The retired Clark County associate superintendent is now a hired gun who serves as the interim principal for schools that have recently entered the Turnaround Zone — a longstanding district initiative aimed at improving the performance of struggling schools.
Her latest project is Lynch Elementary, where she is laying the groundwork to enable the school’s newly hired principal to reverse its downward trajectory next school year.
Entering the Turnaround Zone is a scary time for school employees, as the new principal has the power to replace them as a first step toward improving student achievement.
“It’s a very emotional time for employees,” Wallace said. “The question is, ‘Will I be here?’ … I always tell them, ‘Look, you be in charge of your own destiny.’”
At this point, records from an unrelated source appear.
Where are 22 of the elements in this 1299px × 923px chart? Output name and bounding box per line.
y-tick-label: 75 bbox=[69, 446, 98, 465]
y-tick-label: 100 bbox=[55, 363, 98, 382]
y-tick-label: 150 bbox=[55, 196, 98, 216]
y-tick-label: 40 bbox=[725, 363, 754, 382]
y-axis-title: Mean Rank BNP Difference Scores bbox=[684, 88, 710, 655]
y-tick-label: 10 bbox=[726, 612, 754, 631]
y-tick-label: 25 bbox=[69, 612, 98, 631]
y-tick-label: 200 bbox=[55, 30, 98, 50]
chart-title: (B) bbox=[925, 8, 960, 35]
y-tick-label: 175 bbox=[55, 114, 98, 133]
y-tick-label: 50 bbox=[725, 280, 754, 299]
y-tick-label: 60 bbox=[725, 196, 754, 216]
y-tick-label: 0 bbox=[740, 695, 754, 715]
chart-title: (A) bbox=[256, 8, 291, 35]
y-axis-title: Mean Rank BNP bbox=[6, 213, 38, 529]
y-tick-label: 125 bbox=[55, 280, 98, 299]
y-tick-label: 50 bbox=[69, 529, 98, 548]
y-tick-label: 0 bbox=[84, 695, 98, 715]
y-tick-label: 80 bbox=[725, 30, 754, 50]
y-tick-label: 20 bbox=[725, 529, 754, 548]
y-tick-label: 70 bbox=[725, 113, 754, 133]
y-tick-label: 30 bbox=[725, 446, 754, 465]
But this year the Turnaround Zone, which launched in 2012, isn’t the only effort to improve struggling schools.
Lynch Elementary will also be part of two new state and district initiatives intended to raise its performance, along with those of other poorly performing Clark County schools.
It’s also still eligible for state intervention through the controversial charter school initiative, the Achievement School District. In other words, the school could find itself simultaneously involved in four separate but overlapping efforts to lift it out of the bottom ranks of the county’s roughly 360 schools.
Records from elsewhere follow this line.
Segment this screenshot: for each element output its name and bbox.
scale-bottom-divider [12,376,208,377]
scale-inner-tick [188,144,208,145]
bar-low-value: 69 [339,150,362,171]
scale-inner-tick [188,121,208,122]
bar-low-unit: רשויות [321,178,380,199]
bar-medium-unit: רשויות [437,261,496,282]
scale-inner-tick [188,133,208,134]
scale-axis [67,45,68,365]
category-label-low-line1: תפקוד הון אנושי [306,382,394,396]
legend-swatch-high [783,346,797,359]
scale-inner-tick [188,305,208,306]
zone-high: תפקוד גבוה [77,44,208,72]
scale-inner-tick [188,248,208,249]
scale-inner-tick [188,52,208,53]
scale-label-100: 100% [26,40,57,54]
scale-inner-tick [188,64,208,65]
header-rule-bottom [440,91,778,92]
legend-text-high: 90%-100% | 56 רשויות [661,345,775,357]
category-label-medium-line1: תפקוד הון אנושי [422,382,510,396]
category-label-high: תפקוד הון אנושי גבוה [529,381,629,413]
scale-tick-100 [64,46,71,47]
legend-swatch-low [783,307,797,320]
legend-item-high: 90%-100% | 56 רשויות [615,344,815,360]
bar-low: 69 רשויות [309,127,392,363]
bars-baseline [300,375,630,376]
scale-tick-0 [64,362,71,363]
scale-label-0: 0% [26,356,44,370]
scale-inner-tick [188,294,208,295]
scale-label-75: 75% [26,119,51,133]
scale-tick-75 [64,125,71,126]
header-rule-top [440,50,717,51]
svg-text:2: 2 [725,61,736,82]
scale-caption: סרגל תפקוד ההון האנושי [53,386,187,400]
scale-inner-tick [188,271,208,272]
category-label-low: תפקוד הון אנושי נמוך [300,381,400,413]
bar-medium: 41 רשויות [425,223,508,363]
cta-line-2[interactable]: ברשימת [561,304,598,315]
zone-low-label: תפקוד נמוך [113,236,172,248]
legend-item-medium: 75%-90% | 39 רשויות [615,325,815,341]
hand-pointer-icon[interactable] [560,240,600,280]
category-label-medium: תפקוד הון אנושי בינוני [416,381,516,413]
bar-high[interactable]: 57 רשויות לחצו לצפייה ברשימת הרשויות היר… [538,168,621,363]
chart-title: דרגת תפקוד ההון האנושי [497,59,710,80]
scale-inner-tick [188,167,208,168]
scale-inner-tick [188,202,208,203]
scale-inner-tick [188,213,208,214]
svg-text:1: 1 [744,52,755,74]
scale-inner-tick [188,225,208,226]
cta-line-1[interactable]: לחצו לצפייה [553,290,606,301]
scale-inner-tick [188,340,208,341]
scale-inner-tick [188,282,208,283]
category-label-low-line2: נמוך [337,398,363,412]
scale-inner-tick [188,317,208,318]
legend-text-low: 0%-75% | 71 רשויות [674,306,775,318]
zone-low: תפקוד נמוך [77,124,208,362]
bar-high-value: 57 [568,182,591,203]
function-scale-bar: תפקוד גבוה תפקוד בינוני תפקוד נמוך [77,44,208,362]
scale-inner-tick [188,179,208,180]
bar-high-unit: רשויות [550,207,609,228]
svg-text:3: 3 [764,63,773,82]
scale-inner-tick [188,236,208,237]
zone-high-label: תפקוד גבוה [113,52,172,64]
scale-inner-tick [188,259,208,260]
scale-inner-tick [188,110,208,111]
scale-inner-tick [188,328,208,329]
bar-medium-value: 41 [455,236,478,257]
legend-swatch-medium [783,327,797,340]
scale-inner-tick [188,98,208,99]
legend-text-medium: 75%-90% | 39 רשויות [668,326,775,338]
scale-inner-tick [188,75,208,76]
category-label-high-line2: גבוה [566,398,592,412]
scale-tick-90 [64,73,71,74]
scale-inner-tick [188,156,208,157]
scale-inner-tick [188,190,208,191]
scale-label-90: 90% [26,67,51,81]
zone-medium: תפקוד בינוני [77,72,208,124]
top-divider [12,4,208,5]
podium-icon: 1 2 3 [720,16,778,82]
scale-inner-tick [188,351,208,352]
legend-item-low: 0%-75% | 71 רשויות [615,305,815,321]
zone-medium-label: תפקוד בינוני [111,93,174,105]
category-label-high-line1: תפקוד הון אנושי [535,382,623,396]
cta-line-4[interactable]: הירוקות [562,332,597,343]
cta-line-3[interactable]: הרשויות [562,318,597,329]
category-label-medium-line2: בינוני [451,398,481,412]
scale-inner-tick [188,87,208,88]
The new initiatives — the School Performance Agreements and Partnership Network — reflect a new cooperative spirit between the Nevada Department of Education and the Clark County School District that has emerged since the achievement district generated considerable angst last school year.
“We saw last year when that all happened with the Achievement School District. It created bad blood,” said Mike Barton, the district’s chief academic officer. “And so I think there were attempts on both sides to repair that relationship.”
School performance agreements
This year, 14 struggling schools entered School Performance Agreements, a local initiative that aims to improve schools in the bottom 5 percent statewide to three-star ratings within three years. Three — Lynch, Johnston Middle and Reed Elementary — are also in the Turnaround Zone.
The agreements are a district-developed alternative to the state’s performance compacts, which would have spared schools from entering the achievement district. The School Board rejected that plan in March 2017, preferring local control.
Under the district’s performance agreements, two associate superintendents visit the schools twice a year. They also monitor schools in nine areas, including assessment, climate, leadership and curriculum.
District officials tout the effort as one that acknowledges the need to address poor-performing schools beyond the Turnaround Zone.
“I think it’s a vehicle to promote a sense of urgency and put a microscope on some of the schools that we need to put a microscope on,” Barton said.
Partnership network
The state and district also plan to pilot a partnership network of 30 schools — including two charter schools that are already a part of the Achievement School District and others on the state’s underperforming Rising Star list.
The network allows high-need schools to share services and ideas for improvement.
That means the schools approach funding differently. They still will apply for the state and federal money they would normally seek — such as federal School Improvement Grants or Title I funds — but officials have developed plans to integrate different types of funding to meet their needs, according to Brett Barley, the state’s deputy superintendent of student achievement.
“The difference is that we sat down with Clark County and we talked about how all those different funding streams could come together to create a comprehensive plan,” Barley said.
The network will also include five nonprofits that will work with schools to boost their achievement.
“I do believe that this is far more healthy, to work in a partnerhsip with the state in that way, than to have this ominous thought of an Achievement School District swooping in and taking the school,” said Jeff Geihs, the district’s associate superintendent over the Turnaround Zone.
‘Strong signal’ to state
Kenneth Wong, director of the urban education policy program at Brown University, said the district’s differentiated approach to school improvement is “an appropriate and well-balanced approach” to address shortcomings, as long as the district provides guidance and clarity to schools so that they know how each initiative applies to their situation.
The district also apparently responded to the threat of a state takeover of struggling schools by developing proactive strategies, Wong said, and having local ownership or responsibility for underperforming schools is important in turning them around.
“I think this is kind of the district’s strong signal to the state that ‘We understand that these schools have to be held accountable,’” he said. “They recognize that, but at the same time they are saying that these will continue to be our schools.”
The initiatives don’t stave off the state achievement district. Three of 10 eligible Clark County schools could still face competition from the three charter operators next school year, regardless of whether or not they enter a performance agreement with the district.
But district officials say they’re taking the school improvement effort seriously.
“I think the state can rest assured, as is evidenced here at Lynch, that the district is taking it most seriously from the performance agreements that our board has had us invoke,” said Geihs, the district’s associate superintendent. “We don’t take any of this lightly.”